If you are using this strictly for power, you would only need to wire VBUS and GND to the appropriate pins/lines on your 32U4 Feather. The Feather appears to have a pin labeled USB that is a connection point for its USB bus voltage. If you additionally want to pass USB data through the Type-C connector, you would have to connect the D+ and D- lines as well. These would probably have to be connected through the Feather's on-board USB receptacle, since it does not provide alternate places to connect those.

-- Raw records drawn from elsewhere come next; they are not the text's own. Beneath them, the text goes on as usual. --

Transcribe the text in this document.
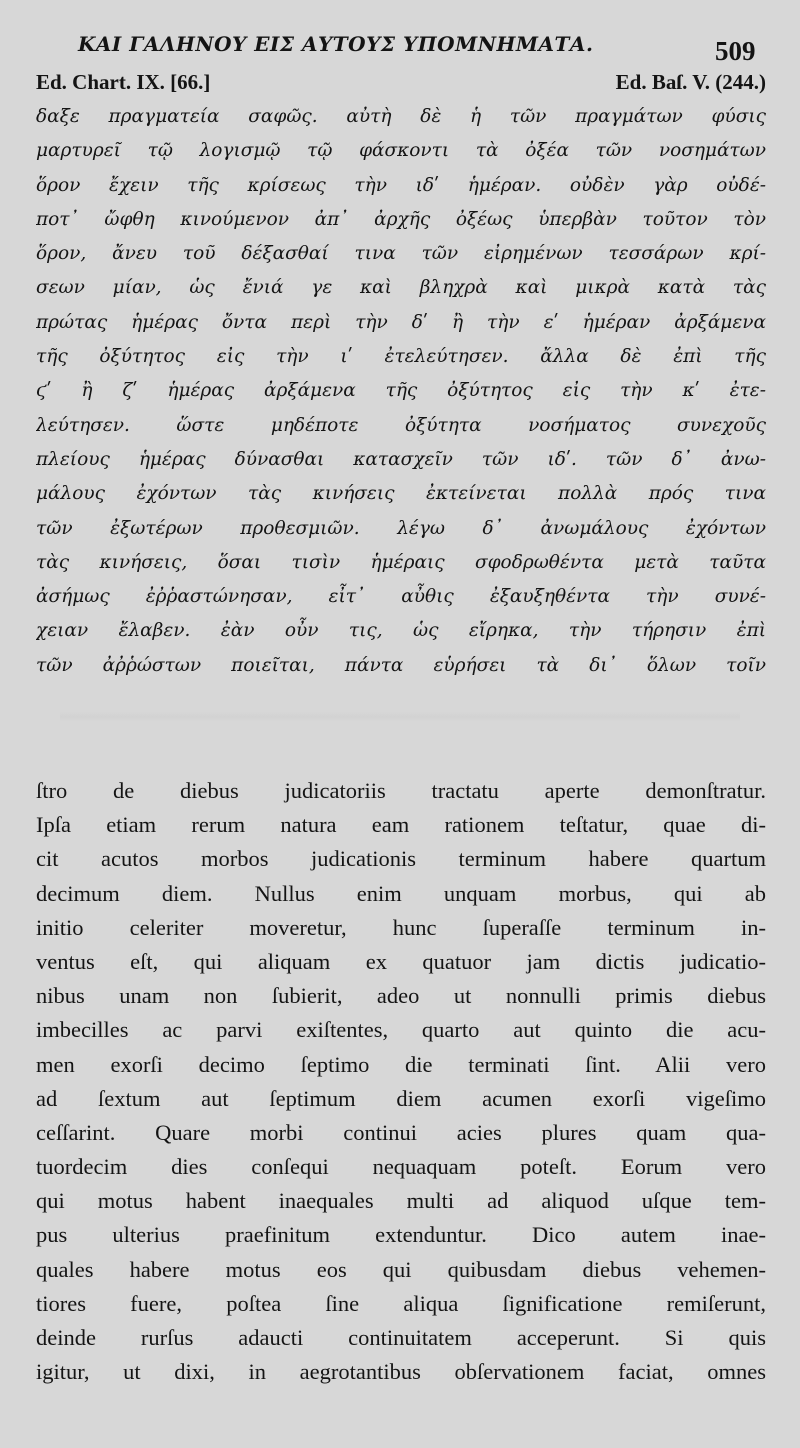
ΚΑΙ ΓΑΛΗΝΟΥ ΕΙΣ ΑΥΤΟΥΣ ΥΠΟΜΝΗΜΑΤΑ.	509
Ed. Chart. IX. [66.]	Ed. Baſ. V. (244.)
δαξε πραγματεία σαφῶς. αὐτὴ δὲ ἡ τῶν πραγμάτων φύσις
μαρτυρεῖ τῷ λογισμῷ τῷ φάσκοντι τὰ ὀξέα τῶν νοσημάτων
ὅρον ἔχειν τῆς κρίσεως τὴν ιδʹ ἡμέραν. οὐδὲν γὰρ οὐδέ-
ποτ᾽ ὤφθη κινούμενον ἀπ᾽ ἀρχῆς ὀξέως ὑπερβὰν τοῦτον τὸν
ὅρον, ἄνευ τοῦ δέξασθαί τινα τῶν εἰρημένων τεσσάρων κρί-
σεων μίαν, ὡς ἔνιά γε καὶ βληχρὰ καὶ μικρὰ κατὰ τὰς
πρώτας ἡμέρας ὄντα περὶ τὴν δʹ ἢ τὴν εʹ ἡμέραν ἀρξάμενα
τῆς ὀξύτητος εἰς τὴν ιʹ ἐτελεύτησεν. ἄλλα δὲ ἐπὶ τῆς
ϛʹ ἢ ζʹ ἡμέρας ἀρξάμενα τῆς ὀξύτητος εἰς τὴν κʹ ἐτε-
λεύτησεν. ὥστε μηδέποτε ὀξύτητα νοσήματος συνεχοῦς
πλείους ἡμέρας δύνασθαι κατασχεῖν τῶν ιδʹ. τῶν δ᾽ ἀνω-
μάλους ἐχόντων τὰς κινήσεις ἐκτείνεται πολλὰ πρός τινα
τῶν ἐξωτέρων προθεσμιῶν. λέγω δ᾽ ἀνωμάλους ἐχόντων
τὰς κινήσεις, ὅσαι τισὶν ἡμέραις σφοδρωθέντα μετὰ ταῦτα
ἀσήμως ἐῤῥαστώνησαν, εἶτ᾽ αὖθις ἐξαυξηθέντα τὴν συνέ-
χειαν ἔλαβεν. ἐὰν οὖν τις, ὡς εἴρηκα, τὴν τήρησιν ἐπὶ
τῶν ἀῤῥώστων ποιεῖται, πάντα εὑρήσει τὰ δι᾽ ὅλων τοῖν
ſtro de diebus judicatoriis tractatu aperte demonſtratur.
Ipſa etiam rerum natura eam rationem teſtatur, quae di-
cit acutos morbos judicationis terminum habere quartum
decimum diem. Nullus enim unquam morbus, qui ab
initio celeriter moveretur, hunc ſuperaſſe terminum in-
ventus eſt, qui aliquam ex quatuor jam dictis judicatio-
nibus unam non ſubierit, adeo ut nonnulli primis diebus
imbecilles ac parvi exiſtentes, quarto aut quinto die acu-
men exorſi decimo ſeptimo die terminati ſint. Alii vero
ad ſextum aut ſeptimum diem acumen exorſi vigeſimo
ceſſarint. Quare morbi continui acies plures quam qua-
tuordecim dies conſequi nequaquam poteſt. Eorum vero
qui motus habent inaequales multi ad aliquod uſque tem-
pus ulterius praefinitum extenduntur. Dico autem inae-
quales habere motus eos qui quibusdam diebus vehemen-
tiores fuere, poſtea ſine aliqua ſignificatione remiſerunt,
deinde rurſus adaucti continuitatem acceperunt. Si quis
igitur, ut dixi, in aegrotantibus obſervationem faciat, omnes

We do not carry an adapter cable like the one you are describing, and I do not have a suggestion on where you would be able to find one. However, you might also consider using a USB Micro-B plug breakout board, such as this one from SparkFun:

https://www.sparkfun.com/products/10031

-Dan
Thank you Dan,
That's helpful. What we are doing is to get a USB micro male to 5 pin mother board cable that will do the same thing as the break out board. Its a cool idea though.
Now, do you have KiCAD or Solidworks (3D) files for this component?
The 3D file is located under the "Resources" tab on the product's webpage:

https://www.pololu.com/product/2585/resources

-Dan
Thank you Dan,
We had received the product and performed a connection test with it. Our application is to connect the USB 2.0 port on computer via the Polulu connector to the Micro USB port on Feather BLE 32U4. We did this using a 5 pin adapter cable on Amazon. https://www.amazon.com/gp/product/B01MXMZL49?ref=ppx_pt2_dt_b_prod_image
However though the board was powering on, there seems to have been no signal communication between the Feather and the Arduino program on the computer...
We checked the voltages on the terminals after setting up:
VBUS: 5V
D+: 3.3V
D-:0
GND:0

Is there any thing we can do to run our application?
Please note that our company's name is Pololu, not "Polulu". This level of troubleshooting or product support is getting to be beyond what is appropriate for blog comments, and it is also beyond what we can support directly. You might consider posting on our support forums to see if someone in the community has some suggestions:

https://forum.pololu.com/

-Dan
I understand, and Thanks for your input.
One final question: Do the two GND terminals on the board need to be connected and wired ? Or is connecting one on the bottom row enough?
All the grounds on that board share a common ground plane, so yes, you can just connect to the bottom one.